The rule, first proposed by CMS in 2016, finalized requirements for nursing facilities to have a stewardship program in response to widespread misuse of antibiotics in such settings, a practice that leads to the spread of so-called “superbugs.”

The CDC estimates that of the 4 million patients receiving care in nursing homes, 70% of them received antibiotics in 2017, with up to 75% of those drugs prescribed incorrectly.

The Joint Commission followed suit in 2017, issuing its own standards that require acute care hospitals, critical access hospitals, and nursing homes to have an antibiotic stewardship program to maintain their accreditation. The commission expanded its requirements in June 2019 to include ambulatory care centers, effective as of January 1 this year.
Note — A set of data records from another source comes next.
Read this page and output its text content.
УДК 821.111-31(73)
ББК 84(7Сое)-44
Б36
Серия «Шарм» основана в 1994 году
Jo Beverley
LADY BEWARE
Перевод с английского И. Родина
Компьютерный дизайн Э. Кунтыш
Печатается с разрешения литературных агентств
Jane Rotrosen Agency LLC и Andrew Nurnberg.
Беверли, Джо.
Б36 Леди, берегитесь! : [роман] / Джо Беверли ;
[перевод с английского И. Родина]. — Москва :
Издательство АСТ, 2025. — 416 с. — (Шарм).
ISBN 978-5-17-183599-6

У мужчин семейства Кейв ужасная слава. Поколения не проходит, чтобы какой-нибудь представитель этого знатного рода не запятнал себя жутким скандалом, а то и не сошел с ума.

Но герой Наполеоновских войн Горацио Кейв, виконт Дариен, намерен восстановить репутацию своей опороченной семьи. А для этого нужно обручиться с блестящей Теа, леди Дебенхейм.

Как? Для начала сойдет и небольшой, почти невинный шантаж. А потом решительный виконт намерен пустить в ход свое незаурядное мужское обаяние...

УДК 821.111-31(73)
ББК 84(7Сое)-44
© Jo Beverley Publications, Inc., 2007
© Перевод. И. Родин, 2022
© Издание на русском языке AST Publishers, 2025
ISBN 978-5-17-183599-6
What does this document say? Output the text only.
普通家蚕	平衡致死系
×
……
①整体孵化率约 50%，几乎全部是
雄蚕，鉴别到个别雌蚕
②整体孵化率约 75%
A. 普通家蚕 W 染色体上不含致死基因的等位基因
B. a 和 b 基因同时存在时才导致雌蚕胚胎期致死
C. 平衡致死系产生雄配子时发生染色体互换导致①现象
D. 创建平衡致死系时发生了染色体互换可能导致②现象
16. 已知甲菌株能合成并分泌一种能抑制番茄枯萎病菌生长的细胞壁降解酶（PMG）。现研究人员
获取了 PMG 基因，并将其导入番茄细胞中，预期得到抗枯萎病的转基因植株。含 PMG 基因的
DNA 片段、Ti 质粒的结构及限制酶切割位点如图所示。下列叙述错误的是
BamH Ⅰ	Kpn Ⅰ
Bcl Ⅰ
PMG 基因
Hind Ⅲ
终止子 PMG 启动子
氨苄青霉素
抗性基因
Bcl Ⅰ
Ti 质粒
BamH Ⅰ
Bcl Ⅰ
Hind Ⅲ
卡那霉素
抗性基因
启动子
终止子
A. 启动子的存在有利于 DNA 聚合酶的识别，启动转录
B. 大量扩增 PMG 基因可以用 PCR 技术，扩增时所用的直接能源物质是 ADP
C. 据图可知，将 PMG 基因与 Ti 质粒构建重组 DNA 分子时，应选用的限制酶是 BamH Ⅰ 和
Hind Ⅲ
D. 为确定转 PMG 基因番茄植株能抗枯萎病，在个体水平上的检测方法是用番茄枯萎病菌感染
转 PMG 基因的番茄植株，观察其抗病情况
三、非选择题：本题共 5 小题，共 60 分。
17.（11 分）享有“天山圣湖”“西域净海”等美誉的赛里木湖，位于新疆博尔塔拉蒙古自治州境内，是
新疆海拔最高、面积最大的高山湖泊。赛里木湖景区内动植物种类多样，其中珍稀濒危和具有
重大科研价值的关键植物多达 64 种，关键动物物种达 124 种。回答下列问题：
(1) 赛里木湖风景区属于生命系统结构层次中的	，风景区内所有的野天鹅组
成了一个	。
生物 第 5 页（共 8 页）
Where hospitals have failed in their efforts to curb antibiotic use, some have found success in alternatives, such as technological improvements to housekeeping practices.

For example, it’s been known for centuries that minerals such as copper and silver have antimicrobial properties that repel infections; now, some healthcare facilities nationwide are embedding these materials into high-touch surfaces in hospital rooms such as countertops, over-the-bed tables, bed rails, and textiles ranging from bed linens to patient gowns.

Others have experimented with so-called “germ-zapping robots” that automatically scan the surfaces in a room and bathe the room in ultraviolet light—neutralizing deadly germs and preventing them from multiplying. At a cost of around $100,000, and boasting a disinfection rate of close to 90%, these robots are a cost worth incurring, many hospitals say, especially when the tool is added to existing housekeeping efforts.